Но уже через неделю у меня была полная уверенность. А я всё равно помалкивал. Рефлекс «колупай и не чирикай» глубоко во мне сидел. И дело не только в привычке. Вы в силах прокрутить себе клип, как я заявляюсь в главное здание и стучу: «Вертухай, от бесед с вами меня тянет на блёв, но ваша машина первый номер „ХОЛМС-4“ ожила!»? Я прокрутил этот клип про себя. И забыл, зарыл поглубже и сверху камнем привалил.
Вот так я «колупал и не чирикал», трепался с Майком, лишь дверь закрыв на ключ и убедившись, что больше ни у кого нет доступа к его формирователю голоса. Майк делал быстрые успехи. Вскоре он чесал, как первый встречный. Лунтик, разумеется. Со стороны диковато звучит, готов признать.
Я-то думал, все мигом заметили перемены в Майке. Думал-думал и додул, что не в ту степь думаю. Кто угодно в любое время дня и ночи мог работать с Майком, то есть – с его терминалами. Но очень редко кто с ним общался. Так называемые операторы-программисты, а по делу-то – вольнонаемный персонал Главлуны, дежурили во внешней операторской, а в машинный зал заглядывали только в случаях, когда срабатывала аварийная сигнализация. Такое случается не чаще, чем полное солнечное затмение. Само собою, Вертухаю было ведомо, что время от времени положено выкликать эрзликов, чтобы они осматривали машины. Однако не часто. И сам он тоже с Майком не беседовал. До принудэтапа к нам он был юрист по политическим делам, про компьютеры слыхом не слыхивал. Не забывайте: 2075 год, достопочтенный экс-сенатор Федерации Мортимер Хайберт. Хай-Вертухай.
Так что я околачивал себе груши, утешал Майка, пробовал его развеселить, допетривши, от чего он страдает. От того самого, от чего юнцы распускают нюни, а дяди и тети постарше кончают с собой – от одиночества. Не знаю, сколько длится год для машины, которая думает в миллион раз шибче, чем я. Но полагаю, много дольше, чем для меня.

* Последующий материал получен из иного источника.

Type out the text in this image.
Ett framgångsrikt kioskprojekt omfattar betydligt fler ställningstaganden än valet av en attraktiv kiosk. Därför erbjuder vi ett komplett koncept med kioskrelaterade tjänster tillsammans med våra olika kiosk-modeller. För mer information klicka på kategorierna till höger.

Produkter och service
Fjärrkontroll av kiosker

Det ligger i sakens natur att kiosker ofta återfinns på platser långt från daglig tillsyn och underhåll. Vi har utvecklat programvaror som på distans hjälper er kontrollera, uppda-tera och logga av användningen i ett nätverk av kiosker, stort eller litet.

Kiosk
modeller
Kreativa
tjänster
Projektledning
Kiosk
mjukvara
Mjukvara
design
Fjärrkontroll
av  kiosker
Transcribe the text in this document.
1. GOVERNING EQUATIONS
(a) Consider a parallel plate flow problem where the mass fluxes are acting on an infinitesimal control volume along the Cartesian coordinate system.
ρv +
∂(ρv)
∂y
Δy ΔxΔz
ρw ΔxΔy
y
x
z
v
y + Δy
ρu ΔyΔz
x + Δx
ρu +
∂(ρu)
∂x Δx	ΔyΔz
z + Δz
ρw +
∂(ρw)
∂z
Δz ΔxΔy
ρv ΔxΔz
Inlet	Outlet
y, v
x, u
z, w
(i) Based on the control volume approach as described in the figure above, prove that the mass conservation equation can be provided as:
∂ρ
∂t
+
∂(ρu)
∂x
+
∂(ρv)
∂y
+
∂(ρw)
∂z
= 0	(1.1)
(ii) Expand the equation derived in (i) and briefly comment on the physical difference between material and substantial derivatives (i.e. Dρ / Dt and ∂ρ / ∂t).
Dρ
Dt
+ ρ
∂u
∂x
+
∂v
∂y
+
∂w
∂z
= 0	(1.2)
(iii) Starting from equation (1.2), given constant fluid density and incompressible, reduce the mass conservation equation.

Стал собираться на выход, между делом спрашиваю:
– Майк, а как ты насчет того, чтобы еще с кем-нибудь трепаться на разные темы?
Он опять зашелся.
– Да они же все дураки!
– Майк, у тебя недобор информации. Очисти ячейку, начни счет заново. Не все дураки.
– Коррекция проведена, – мирно ответил он. – Я бы с радостью поговорил с теми, кто не дураки.

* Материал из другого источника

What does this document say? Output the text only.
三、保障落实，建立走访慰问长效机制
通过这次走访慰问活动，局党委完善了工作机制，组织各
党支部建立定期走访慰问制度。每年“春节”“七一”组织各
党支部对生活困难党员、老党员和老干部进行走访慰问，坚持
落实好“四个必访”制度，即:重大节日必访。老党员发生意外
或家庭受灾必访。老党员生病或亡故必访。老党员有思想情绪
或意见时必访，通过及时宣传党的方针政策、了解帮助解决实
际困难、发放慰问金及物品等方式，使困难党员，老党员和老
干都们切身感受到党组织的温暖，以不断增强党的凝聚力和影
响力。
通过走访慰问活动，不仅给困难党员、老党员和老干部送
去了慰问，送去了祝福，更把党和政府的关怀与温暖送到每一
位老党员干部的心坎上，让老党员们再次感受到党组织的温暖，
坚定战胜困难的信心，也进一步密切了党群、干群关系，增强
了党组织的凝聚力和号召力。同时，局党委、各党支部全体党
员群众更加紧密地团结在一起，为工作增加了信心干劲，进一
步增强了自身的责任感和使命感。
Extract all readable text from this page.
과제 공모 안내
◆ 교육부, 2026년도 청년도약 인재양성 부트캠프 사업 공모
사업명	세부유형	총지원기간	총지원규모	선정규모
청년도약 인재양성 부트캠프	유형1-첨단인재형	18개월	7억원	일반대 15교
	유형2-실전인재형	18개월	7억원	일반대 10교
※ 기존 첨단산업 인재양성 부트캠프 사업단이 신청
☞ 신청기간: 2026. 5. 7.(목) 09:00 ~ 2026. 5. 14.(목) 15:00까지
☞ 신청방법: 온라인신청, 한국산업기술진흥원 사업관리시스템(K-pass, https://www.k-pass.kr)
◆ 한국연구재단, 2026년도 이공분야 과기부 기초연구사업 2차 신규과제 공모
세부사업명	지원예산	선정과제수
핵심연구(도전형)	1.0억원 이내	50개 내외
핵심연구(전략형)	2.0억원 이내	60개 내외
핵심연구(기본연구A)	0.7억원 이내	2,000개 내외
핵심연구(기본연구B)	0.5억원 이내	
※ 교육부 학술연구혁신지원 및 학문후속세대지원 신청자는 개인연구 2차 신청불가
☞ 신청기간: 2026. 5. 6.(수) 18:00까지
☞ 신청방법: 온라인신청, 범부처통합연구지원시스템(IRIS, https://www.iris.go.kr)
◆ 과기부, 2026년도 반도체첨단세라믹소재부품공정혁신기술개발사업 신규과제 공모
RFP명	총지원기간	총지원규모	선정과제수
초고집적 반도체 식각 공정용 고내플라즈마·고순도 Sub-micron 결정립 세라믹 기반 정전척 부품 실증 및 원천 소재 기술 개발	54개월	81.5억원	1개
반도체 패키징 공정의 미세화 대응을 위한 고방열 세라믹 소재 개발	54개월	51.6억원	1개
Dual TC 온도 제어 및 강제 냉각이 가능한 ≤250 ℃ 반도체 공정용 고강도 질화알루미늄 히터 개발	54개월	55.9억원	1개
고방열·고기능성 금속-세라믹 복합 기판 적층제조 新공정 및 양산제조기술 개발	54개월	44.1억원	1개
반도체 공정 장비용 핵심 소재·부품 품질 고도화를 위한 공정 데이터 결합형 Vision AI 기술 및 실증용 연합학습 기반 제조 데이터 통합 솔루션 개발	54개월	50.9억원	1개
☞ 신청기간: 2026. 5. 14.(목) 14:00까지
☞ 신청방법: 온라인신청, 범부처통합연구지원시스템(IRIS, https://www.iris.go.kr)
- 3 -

– Дай подумать. Приношу извинения, поскольку все, кого подходящих знаю, не входят в персонал, имеющий допуск.
– Май, с не-дураками я могу говорить по телефону.
– Ну еще бы! Конечно, можешь! С любого порта.
Но Майк повторил: «По телефону». Нет, ему нельзя позвонить, хотя вся сеть на нем висит. Нельзя же позволять любому лунтику, у которого под рукой телефон, соединяться с шеф-компьютером и программировать его! Но нет причины запрещать Майку иметь совершенно секретный номер для бесед с друзьями. А именно – со мной и теми не-дураками, которых я на то уполномочу. Дело за тем, чтобы выбрать номер из числа неиспользуемых и сделать ввод-вывод на его формирователь и анализатор голоса. С набором он управится и сам.
В 2075 году телефоны на Луне имели кнопочный набор, а кнопки обозначались буквами латинского алфавита. Плати – поимеешь свой десятибуквенный набор, отличную рекламу. Если платишь по тарифу, получишь случайный набор букв. Если маленько накинешь, получишь легкое для запоминания, удобопроизносимое буквосочетание. Но кое-какие сочетания не используются. Вот я и спросил у Майка, пусть назовет такой незанятый номер.
– К нашему стыду, тебя нельзя пронумеровать просто «Майком».
– К твоим услугам, – ответил он. – «MIKESGRILL» в Новоленинграде. «MIKEANDLIL» в Луна-сити. «MIKESSUITS» в Саб-Тихо. "MIKES…
– Стоп! Нужны такие, каких в принципе нельзя использовать.
– В принципе нельзя использовать любые согласные после «X», "У" и «2». Любые сдвоенные гласные кроме «Е» и «О». Любые…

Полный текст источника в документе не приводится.